Wednesday, February 08, 2006

Bush's Budget: Immoral, Un-Biblical and Anti-American



In 1964, President Lyndon Johnson declared a war on poverty, and the Great Society marshaled its resources to bring economic justice to the world’s richest nation. For the next decade or so, poverty rates began to fall, but beginning somewhere around the time of the second Nixon administration, when Americans began to doubt that government could do anything good, they stopped their steady decline. Then, after holding steady during the Carter years, they began an upward tick through Reagan-Bush I, reaching a high point in 1992. Under the Clinton Administration, they went back down again. Then along came the current Bush II administration, and rates have taken a notably Reaganesque upward path. Expect that to continue if Bush’s proposed budget becomes law.

Domestic programs (except “Homeland Security”) are cut by $182 billion over the next 5 years, including $36 billion in Medicare, nearly $14 billion in Medicaid, and billions in cuts to education, nutrition, social services, and a host of other programs that work. Of course, these “savings” are offset by tax cuts of $285 billion over 5 years, with the benefits helping to lift millionaires out the poverty of millionaire-ism. People with incomes of one million dollars will get a $600 billion peace dividend from the end of the War on Poverty.

While feigning concern over the state of American education, the President has proposed cutting federal education spending by 29 percent, cutting student loans and grants and gutting vocational education spending.

After reducing spending for health care for the poor, Bush wants 19,000 fewer poor children enrolled in Head Start. 470,000 elderly people, and families with children will lose food packages provided through churches and community food banks because the President would eliminate the Commodity Supplemental Food Program. Cuts to the Food Stamps program will knock 300,000 low-income parents and children in working families off the rolls.

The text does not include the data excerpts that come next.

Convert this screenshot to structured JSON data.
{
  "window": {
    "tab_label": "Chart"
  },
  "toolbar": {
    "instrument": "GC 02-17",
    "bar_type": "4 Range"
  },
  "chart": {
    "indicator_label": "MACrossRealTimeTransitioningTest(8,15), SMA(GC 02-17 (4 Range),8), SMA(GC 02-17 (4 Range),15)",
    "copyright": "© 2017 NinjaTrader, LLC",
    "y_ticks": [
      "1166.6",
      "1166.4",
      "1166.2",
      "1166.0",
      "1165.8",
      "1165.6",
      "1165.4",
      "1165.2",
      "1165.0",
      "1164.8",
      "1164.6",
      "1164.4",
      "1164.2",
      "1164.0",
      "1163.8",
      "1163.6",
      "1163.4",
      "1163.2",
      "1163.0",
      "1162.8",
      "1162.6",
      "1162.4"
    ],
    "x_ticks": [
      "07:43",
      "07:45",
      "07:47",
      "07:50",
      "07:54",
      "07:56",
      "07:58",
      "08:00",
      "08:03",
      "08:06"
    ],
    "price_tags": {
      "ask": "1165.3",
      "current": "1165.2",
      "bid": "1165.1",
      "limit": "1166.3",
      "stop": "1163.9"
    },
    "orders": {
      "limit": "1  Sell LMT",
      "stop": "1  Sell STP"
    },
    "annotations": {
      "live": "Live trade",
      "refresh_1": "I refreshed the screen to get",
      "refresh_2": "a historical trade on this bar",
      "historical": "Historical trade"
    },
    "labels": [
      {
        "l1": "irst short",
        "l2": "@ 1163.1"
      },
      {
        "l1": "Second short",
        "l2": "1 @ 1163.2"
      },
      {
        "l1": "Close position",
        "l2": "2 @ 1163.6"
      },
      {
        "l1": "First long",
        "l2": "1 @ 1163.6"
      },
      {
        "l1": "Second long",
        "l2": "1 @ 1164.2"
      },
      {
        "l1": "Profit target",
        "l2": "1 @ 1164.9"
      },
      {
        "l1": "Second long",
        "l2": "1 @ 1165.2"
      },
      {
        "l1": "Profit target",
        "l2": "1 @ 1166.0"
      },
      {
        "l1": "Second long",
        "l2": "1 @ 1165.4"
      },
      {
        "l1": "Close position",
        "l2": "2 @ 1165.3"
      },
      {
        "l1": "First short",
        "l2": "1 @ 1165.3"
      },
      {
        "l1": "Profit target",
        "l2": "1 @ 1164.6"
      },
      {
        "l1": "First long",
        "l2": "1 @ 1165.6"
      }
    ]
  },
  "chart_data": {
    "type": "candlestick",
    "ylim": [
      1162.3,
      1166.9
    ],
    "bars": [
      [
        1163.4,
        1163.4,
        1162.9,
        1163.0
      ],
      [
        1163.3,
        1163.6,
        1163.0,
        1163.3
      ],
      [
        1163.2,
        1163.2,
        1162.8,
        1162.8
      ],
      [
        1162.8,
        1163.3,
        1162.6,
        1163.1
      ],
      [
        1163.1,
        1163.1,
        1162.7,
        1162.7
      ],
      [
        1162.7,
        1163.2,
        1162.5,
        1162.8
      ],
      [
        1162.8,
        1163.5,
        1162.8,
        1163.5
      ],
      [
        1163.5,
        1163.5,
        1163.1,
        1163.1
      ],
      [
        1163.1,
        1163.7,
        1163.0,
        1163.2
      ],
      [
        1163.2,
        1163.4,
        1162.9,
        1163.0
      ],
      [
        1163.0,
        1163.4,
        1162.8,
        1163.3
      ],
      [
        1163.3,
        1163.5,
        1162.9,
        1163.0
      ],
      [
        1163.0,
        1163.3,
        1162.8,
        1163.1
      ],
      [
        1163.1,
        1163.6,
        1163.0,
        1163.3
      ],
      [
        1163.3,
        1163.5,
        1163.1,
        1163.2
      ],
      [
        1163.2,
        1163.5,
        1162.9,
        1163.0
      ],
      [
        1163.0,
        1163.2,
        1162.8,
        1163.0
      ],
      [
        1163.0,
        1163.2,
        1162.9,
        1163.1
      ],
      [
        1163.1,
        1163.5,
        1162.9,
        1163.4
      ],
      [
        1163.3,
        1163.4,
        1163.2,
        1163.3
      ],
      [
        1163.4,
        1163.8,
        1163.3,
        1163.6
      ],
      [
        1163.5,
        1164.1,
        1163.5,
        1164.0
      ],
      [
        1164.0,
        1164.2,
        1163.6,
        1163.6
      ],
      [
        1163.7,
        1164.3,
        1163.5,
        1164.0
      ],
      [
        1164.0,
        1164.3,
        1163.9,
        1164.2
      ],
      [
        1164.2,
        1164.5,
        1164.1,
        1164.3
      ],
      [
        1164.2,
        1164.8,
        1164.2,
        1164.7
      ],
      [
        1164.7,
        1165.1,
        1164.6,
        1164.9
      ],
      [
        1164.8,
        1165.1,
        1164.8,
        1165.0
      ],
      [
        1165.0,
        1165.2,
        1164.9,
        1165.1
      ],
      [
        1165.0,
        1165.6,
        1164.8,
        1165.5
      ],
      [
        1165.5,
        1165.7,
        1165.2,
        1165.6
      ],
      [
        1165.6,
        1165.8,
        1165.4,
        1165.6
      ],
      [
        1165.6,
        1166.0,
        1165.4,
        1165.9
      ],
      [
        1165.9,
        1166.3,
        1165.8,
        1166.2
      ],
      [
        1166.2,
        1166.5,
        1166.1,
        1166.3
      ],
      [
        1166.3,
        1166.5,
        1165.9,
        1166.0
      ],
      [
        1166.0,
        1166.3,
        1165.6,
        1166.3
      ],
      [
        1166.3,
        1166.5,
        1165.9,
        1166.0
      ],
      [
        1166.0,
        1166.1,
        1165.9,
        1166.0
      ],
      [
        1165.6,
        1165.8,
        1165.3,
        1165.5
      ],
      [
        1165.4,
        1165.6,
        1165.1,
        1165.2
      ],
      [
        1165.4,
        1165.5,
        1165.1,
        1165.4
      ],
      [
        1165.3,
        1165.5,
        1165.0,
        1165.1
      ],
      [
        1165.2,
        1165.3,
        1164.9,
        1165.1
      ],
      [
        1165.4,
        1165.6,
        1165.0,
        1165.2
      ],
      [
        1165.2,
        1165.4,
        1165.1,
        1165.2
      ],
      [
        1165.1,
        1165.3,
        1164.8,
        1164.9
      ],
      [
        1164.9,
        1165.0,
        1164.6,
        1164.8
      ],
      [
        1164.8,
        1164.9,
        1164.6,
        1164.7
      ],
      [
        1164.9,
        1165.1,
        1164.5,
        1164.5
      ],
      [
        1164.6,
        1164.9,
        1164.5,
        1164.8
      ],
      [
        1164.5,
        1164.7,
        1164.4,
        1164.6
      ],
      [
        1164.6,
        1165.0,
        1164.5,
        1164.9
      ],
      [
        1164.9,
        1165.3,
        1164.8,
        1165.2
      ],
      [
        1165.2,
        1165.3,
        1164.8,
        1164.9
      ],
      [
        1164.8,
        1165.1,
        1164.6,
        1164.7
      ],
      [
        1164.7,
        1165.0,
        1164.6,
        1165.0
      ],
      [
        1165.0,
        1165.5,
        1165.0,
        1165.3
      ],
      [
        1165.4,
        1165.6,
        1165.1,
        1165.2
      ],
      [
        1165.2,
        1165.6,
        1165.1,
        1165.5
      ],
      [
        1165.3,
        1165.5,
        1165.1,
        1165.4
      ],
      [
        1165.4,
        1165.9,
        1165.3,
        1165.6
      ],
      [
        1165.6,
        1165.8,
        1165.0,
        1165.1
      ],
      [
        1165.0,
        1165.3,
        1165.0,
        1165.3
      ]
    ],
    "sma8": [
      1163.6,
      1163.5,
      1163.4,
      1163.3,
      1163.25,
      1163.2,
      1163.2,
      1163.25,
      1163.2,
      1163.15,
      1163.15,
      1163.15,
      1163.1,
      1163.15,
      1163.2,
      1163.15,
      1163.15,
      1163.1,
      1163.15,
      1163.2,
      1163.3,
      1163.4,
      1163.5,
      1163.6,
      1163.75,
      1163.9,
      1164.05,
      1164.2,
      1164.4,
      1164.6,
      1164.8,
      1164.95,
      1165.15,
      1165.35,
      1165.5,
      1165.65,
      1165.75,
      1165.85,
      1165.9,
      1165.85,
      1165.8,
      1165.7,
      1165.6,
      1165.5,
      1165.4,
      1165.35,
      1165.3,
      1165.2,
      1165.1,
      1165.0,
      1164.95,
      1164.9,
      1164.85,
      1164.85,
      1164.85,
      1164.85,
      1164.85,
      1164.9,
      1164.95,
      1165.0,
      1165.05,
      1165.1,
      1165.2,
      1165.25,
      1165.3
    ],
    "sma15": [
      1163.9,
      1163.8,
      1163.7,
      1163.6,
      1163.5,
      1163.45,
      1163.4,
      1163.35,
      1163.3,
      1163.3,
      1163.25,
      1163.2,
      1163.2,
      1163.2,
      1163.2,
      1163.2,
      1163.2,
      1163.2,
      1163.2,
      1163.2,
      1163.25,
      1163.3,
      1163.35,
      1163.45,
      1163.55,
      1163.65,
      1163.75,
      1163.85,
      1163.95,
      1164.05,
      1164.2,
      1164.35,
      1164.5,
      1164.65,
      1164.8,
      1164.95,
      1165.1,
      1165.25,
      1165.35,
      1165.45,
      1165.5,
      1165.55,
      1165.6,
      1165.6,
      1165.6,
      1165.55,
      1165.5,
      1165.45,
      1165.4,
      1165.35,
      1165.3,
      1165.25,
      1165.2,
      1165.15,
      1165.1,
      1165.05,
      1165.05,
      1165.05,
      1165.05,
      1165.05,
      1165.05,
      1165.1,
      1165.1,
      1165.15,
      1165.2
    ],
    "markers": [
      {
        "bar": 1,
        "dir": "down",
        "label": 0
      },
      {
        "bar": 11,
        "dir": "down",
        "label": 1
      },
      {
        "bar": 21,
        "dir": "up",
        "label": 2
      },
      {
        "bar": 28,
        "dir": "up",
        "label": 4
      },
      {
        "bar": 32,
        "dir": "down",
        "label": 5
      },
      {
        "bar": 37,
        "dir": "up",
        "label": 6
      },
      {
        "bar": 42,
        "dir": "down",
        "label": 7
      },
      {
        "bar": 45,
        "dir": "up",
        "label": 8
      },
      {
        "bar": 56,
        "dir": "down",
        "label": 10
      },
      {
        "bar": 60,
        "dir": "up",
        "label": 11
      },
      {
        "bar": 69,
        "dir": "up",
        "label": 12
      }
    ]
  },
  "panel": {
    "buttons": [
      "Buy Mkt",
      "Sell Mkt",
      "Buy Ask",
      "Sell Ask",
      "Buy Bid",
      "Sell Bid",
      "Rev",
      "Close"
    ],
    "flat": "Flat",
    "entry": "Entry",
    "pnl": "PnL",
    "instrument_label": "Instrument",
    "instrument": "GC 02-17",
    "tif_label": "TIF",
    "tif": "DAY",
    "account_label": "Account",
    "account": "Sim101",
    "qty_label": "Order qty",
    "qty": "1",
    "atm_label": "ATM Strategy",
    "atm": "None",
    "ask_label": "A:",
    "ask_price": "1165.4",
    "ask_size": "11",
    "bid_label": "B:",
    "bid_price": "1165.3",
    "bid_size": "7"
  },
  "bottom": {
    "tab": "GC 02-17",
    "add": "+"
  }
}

Changes in eligibility for free school lunches will leave behind 40,000 low-income children.

Vital community services (often run by faith-based and local non-profits) for abused and neglected children and the aged will be cut, because the Social Services Block Grant is cut by 30 percent in one year, from $1.7 billion to $1.2 billion.

At least 400,000 fewer children of the working poor will receive child care assistance between now and 2011 on top of the 250,000 children who have lost child care since 2000.

Watch for the end of a host of other community services that help poor families, like the Low Income Home Energy Assistance Program (LIHEAP), employment and financial literacy education, emergency rent assistance, job training, nutrition education and other vital services because the budget eliminates the $670 million Community Services Block Grant.

This is not a budget that reflects Christian values. This is not a budget that reflects the values of a society which once successfully battled poverty. This is a budget that is immoral, un-Biblical, and anti-America. It deserves to be booted off Capitol Hill by the representatives of the people. Whether it gets what it deserves or not is largely in the hands of people who will benefit from its enactment. That’s not good news for the poor or for America.

2 comments:

DLW said...

I replied over at my blog, but I can repeat that, while it is unreasonable to expect the emperor to realize he has no clothes on, one can seek to get the crowd to cry out such in large numbers so as to light a fire under his feet to shape up or ship out.

dlw

Jon said...

Arron.

Your points are interesting but I feel flawed.

Social Security can be fixed by 1 very simple step: All we have to do is remove the tax cut off. If all persons are texed the same, without reguard to income (the rich pay the same percentage as the poor) there may no longer be a SS shortfall.

Now Medicare and Medicaid are a much bigger issue because the cost are rising more due to delivery cost, than consumption increeses. The whole medical system is nearing failure due to cost. It is impacting private industry even more than government.

This can only be fixed, not by tinkering with or cutting these programs, but by addresing the health care system as a whole. Something that should have been done 10-15 years ago.